O sumo pontífice se pronuncia frequentemente sobre guerras pelo mundo. Mas, nos últimos tempos, vem intensificando as críticas a Israel, carregando o tom de seus discursos e deixando de lado uma certa neutralidade política.
No final de novembro, o papa denunciou “a prepotência do invasor” na Ucrânia, mas também na “Palestina”, uma semana após a publicação de um livro no qual Francisco defende “investigar com atenção” se a situação em Gaza corresponde à “definição técnica” de genocídio. O líder do Vaticano já havia criticado, em setembro, o uso “imoral” da força no Líbano e na Faixa de Gaza.
Israel não demorou a rebater as declarações do sumo pontífice. “Os comentários do papa são particularmente decepcionantes porque estão desconectados do contexto real e concreto da luta de Israel contra o terrorismo jihadista”, reagiu no sábado o Ministério das Relações Exteriores de Israel.
O comunicado ainda acusou Francisco de “duplas morais” e de “apontar o dedo para o Estado judeu e seu povo”. Para o governo israelense, as críticas deveriam se concentrar nos agressores, “não na democracia que se defende diante deles”.

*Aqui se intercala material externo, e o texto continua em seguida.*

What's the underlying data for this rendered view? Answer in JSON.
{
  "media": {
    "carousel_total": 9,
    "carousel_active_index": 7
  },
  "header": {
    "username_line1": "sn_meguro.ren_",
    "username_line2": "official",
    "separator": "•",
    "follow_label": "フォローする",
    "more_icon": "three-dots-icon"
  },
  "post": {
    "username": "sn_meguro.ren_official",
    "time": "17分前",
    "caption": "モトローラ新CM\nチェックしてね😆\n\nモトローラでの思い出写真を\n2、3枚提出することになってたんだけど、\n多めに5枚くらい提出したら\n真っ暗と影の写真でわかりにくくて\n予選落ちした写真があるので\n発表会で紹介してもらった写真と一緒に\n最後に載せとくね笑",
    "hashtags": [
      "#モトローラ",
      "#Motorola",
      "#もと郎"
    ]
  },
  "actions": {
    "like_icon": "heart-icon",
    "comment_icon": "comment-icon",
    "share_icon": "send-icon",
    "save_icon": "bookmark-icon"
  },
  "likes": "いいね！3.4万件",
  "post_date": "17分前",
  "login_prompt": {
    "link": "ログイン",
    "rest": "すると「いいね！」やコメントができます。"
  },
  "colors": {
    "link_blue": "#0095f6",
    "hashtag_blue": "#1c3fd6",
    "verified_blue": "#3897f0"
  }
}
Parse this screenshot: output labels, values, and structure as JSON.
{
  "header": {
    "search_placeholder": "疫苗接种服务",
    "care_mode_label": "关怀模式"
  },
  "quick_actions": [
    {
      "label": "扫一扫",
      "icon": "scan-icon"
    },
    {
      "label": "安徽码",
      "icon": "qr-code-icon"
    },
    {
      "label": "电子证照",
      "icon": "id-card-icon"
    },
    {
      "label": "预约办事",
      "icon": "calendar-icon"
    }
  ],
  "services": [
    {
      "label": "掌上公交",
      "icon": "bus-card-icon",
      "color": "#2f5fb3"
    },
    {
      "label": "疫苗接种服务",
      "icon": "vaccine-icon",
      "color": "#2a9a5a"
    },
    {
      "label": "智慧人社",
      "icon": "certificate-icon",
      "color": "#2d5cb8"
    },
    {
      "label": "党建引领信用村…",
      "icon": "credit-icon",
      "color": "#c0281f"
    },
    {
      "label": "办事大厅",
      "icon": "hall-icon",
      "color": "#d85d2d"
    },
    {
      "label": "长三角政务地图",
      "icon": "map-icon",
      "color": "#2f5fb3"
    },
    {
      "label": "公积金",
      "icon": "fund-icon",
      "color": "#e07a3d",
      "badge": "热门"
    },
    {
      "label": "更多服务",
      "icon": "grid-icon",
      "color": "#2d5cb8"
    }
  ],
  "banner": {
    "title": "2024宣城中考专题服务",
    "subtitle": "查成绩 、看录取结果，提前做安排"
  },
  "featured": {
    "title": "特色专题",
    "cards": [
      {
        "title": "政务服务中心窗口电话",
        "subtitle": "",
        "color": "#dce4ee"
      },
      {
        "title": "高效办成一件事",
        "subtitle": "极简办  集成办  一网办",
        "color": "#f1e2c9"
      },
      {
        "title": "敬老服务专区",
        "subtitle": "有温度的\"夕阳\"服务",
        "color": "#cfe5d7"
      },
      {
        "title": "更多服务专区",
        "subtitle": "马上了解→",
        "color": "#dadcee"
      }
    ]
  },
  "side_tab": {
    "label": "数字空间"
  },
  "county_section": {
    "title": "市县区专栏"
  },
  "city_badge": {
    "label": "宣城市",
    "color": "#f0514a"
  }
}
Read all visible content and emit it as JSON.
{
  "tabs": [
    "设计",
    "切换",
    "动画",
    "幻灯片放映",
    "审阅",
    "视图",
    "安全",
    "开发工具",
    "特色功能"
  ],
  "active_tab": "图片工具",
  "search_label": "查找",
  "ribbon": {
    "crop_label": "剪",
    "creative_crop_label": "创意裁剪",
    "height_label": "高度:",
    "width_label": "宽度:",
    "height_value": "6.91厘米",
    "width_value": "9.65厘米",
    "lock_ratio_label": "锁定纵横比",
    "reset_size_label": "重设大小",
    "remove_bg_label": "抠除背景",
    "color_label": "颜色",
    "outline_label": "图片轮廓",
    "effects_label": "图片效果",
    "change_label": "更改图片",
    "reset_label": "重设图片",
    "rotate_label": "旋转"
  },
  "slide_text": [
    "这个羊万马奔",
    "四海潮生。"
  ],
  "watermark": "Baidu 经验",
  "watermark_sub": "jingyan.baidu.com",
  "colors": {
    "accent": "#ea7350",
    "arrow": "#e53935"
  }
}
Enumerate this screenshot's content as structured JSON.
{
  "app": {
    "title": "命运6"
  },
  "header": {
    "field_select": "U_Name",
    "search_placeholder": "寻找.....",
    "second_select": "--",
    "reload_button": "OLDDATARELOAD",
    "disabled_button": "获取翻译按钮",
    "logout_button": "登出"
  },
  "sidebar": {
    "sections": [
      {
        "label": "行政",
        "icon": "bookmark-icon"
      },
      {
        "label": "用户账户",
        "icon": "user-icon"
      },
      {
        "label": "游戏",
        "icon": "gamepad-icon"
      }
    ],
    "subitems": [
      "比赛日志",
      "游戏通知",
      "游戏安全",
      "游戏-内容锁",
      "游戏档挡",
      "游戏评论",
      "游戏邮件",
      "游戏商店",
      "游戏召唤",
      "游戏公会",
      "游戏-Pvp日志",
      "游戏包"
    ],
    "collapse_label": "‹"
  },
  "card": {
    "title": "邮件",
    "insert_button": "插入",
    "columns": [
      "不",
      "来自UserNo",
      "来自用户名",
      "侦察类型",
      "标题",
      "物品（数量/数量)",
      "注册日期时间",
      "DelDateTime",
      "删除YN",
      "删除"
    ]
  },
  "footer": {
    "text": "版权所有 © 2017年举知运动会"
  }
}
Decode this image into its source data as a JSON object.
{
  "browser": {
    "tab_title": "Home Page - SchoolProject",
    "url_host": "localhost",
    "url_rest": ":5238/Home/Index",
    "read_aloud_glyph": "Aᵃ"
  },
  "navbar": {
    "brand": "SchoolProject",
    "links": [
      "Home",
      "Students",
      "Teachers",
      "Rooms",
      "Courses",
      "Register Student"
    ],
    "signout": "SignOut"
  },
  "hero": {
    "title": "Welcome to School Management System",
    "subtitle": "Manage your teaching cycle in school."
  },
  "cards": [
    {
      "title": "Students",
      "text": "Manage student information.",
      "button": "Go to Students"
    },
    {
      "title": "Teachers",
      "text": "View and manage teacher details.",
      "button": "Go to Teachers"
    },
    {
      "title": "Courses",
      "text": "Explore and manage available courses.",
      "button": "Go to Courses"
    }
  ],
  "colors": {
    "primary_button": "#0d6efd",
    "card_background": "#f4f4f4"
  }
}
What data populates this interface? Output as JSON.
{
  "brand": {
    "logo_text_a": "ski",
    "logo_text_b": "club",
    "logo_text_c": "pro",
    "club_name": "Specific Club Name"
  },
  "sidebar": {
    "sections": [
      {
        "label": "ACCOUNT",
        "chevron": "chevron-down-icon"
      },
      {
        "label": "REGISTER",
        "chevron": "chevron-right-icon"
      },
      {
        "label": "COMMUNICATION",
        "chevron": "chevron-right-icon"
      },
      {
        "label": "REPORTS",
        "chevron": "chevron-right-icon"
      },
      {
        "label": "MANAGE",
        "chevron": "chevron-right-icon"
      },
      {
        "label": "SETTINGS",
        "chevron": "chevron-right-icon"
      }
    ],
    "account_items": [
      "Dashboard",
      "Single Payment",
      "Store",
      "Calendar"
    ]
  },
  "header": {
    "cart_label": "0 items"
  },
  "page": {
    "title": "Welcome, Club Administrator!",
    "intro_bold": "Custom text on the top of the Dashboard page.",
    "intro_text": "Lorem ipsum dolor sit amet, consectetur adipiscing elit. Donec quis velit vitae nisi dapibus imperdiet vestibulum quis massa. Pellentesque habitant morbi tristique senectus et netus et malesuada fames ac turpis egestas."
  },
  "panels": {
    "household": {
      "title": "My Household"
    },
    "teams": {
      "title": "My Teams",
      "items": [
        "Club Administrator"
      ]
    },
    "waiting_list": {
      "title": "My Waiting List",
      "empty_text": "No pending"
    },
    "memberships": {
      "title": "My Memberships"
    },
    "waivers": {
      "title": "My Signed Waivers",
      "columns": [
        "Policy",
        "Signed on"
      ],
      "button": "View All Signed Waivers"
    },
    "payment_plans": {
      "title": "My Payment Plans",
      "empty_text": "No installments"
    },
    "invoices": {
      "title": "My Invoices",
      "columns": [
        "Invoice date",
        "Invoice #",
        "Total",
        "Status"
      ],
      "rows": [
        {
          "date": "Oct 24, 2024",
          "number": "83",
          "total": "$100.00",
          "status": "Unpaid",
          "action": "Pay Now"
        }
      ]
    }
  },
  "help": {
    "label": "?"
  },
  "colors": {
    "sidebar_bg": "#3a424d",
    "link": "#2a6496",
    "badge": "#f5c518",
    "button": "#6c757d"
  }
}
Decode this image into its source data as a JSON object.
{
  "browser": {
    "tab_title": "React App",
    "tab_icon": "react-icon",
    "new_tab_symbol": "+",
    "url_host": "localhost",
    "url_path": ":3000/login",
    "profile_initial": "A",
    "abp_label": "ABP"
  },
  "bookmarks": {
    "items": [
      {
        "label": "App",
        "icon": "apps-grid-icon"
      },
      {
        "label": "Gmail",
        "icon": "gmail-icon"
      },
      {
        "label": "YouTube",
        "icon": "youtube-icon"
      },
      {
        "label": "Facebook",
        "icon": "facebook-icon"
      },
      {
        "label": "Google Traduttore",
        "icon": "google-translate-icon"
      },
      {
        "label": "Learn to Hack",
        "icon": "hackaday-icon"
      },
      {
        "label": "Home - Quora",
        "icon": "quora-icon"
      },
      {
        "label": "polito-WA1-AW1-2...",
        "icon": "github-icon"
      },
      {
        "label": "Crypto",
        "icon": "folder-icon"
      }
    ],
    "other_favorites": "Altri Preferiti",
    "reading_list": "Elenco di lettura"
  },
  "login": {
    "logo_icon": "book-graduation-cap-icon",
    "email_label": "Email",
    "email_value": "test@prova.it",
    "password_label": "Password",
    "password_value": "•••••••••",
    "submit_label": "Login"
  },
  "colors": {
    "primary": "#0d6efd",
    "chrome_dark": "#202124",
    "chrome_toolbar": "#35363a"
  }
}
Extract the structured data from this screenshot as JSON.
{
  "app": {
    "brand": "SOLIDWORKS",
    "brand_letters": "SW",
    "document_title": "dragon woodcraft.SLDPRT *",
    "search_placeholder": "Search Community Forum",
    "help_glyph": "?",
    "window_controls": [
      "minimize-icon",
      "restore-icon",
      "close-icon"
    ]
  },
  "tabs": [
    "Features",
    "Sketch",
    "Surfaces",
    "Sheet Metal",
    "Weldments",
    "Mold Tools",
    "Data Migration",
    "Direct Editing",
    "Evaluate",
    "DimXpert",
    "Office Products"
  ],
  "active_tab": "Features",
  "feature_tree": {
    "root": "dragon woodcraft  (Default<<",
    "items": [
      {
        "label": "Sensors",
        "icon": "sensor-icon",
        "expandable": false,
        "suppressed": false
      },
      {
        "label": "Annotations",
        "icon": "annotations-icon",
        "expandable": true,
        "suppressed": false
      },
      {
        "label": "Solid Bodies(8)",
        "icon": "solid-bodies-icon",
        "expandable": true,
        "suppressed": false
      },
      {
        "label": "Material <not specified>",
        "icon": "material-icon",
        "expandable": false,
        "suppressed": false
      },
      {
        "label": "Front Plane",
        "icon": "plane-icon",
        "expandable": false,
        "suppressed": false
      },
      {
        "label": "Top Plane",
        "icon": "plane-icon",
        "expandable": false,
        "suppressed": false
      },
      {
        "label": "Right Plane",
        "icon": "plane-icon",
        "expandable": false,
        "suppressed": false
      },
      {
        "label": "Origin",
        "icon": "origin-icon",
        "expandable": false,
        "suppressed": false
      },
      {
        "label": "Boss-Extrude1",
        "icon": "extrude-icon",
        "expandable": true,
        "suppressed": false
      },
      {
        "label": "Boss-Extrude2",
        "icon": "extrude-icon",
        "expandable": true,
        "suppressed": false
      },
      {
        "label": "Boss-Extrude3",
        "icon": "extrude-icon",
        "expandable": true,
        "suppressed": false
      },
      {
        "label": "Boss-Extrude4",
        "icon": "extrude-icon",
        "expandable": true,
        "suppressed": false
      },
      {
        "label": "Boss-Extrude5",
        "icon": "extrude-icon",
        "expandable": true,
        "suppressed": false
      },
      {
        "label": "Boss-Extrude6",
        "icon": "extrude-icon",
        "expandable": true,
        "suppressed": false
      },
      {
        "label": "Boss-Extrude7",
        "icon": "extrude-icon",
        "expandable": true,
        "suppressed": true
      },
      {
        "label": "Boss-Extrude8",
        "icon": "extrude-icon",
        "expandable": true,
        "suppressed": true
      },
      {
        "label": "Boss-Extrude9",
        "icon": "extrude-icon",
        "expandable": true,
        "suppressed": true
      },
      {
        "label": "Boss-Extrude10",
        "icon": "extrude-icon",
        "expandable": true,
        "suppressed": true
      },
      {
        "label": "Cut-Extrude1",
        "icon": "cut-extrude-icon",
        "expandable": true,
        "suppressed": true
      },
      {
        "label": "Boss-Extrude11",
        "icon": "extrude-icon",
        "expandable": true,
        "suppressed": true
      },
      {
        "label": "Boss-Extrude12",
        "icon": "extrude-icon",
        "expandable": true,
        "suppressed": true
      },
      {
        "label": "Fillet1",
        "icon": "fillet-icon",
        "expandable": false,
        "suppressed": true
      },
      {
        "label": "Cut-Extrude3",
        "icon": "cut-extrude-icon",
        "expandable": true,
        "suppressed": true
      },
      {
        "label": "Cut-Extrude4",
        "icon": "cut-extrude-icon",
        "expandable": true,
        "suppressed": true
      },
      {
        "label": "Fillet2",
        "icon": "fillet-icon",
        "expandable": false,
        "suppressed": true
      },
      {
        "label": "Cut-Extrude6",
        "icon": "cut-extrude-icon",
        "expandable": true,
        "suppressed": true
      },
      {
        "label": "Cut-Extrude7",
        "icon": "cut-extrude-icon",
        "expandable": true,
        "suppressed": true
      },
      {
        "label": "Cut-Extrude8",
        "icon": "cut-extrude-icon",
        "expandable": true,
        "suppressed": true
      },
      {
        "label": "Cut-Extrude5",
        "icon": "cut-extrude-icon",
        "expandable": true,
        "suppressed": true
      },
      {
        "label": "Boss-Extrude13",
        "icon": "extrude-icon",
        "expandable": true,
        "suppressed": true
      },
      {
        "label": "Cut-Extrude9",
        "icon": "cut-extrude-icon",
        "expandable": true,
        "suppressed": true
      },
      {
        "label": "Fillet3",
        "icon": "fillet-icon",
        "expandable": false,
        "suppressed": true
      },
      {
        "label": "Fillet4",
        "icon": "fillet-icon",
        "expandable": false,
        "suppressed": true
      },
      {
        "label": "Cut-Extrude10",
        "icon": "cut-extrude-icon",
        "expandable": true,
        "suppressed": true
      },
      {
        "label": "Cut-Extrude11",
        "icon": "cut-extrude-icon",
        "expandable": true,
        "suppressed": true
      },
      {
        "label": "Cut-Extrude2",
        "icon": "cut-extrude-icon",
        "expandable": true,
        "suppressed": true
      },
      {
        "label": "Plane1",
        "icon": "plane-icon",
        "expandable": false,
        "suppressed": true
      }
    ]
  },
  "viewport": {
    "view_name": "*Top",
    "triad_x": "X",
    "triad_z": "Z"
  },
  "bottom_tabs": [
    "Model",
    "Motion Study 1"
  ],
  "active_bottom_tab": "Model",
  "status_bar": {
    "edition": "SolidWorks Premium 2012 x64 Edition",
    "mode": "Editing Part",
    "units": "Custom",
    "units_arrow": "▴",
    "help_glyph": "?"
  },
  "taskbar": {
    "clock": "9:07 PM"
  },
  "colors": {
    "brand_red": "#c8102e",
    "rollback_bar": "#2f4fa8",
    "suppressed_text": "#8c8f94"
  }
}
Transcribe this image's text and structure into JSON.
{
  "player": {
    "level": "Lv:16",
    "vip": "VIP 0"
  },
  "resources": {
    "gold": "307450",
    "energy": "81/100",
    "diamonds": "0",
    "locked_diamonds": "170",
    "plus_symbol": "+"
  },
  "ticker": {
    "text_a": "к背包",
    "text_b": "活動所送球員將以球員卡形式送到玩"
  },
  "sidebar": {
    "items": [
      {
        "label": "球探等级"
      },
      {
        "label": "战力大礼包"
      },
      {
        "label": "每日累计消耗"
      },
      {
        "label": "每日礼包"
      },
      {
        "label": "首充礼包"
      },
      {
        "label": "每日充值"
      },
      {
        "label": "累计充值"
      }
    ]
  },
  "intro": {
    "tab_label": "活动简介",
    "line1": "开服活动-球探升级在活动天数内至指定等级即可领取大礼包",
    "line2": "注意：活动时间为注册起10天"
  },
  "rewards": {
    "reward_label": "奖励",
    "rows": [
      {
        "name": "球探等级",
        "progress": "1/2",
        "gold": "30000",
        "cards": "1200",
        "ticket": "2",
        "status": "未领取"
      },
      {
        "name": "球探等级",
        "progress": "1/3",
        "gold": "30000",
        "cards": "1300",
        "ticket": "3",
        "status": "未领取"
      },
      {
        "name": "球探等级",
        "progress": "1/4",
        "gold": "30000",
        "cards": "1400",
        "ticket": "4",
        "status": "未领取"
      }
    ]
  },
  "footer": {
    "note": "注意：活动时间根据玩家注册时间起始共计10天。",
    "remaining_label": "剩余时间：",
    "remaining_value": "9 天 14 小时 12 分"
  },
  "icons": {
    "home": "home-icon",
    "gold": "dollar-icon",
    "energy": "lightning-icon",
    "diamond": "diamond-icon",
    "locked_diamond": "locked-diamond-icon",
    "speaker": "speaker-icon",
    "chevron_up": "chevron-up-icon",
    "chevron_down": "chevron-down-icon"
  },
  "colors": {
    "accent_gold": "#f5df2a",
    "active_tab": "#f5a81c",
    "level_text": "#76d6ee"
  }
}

O texto ainda ressalta que quase 100 pessoas sequestradas pelo grupo Hamas continuam em cativeiro na Faixa de Gaza, entre elas vários menores. “A crueldade é que terroristas se escondam atrás de crianças enquanto tentam assassinar crianças israelenses”, insistiu a diplomacia israelense.
Integrantes do grupo Hamas mataram 1.208 pessoas nos ataques de 7 de outubro de 2023. Já a ofensiva israelense deixou mais de 45 mil mortos no enclave palestino, segundo os dados do Ministério da Saúde da Palestina, considerados confiáveis pela ONU.